Perhatian juga perlu diberikan kepada generasi muda. Penyediaan ruang bagi anak muda untuk mengembangkan minat, bakat, kegiatan olahraga, kreativitas maupun aktivitas produktif dinilai dapat menjadi bagian dari upaya pencegahan agar mereka tidak mudah terjerumus ke dalam lingkungan kriminal.
Bagi Pipik, keamanan pada akhirnya merupakan tanggung jawab bersama. Pemerintah, aparat penegak hukum dan masyarakat perlu memiliki peran yang saling melengkapi.
Program sayembara dapat menjadi pemantik partisipasi publik, tetapi keberhasilannya akan sangat bergantung pada bagaimana pemerintah membangun sistem keamanan yang berkelanjutan.
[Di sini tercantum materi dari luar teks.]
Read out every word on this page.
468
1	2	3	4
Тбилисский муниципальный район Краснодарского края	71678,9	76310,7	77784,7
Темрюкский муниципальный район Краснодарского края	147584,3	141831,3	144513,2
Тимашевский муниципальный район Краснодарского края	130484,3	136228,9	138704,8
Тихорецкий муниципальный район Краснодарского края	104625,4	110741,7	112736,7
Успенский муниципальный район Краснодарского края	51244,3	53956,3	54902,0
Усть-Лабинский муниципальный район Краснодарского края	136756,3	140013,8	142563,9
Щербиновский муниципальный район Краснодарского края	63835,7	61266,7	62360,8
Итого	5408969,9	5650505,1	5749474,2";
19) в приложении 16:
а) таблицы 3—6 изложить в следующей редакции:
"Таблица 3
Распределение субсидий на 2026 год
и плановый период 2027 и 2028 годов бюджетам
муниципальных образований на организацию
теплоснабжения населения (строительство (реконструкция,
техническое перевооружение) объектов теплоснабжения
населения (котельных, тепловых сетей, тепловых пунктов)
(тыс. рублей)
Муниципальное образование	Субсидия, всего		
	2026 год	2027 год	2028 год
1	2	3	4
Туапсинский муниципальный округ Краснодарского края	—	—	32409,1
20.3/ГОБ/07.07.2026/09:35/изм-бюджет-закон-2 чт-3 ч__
Dengan sistem yang kuat, partisipasi masyarakat yang aktif dan kebijakan sosial-ekonomi yang berpihak kepada warga, upaya menciptakan Jawa Barat yang aman tidak berhenti pada penangkapan pelaku, tetapi juga menyentuh akar persoalan kriminalitas.
“Keamanan bukan hanya soal bagaimana kita menangkap pelaku kejahatan, tetapi juga bagaimana kita membangun lingkungan yang membuat masyarakat merasa aman dan memiliki ruang untuk hidup serta berkembang,” demikian penekanan Pipik dalam konteks penguatan keamanan masyarakat.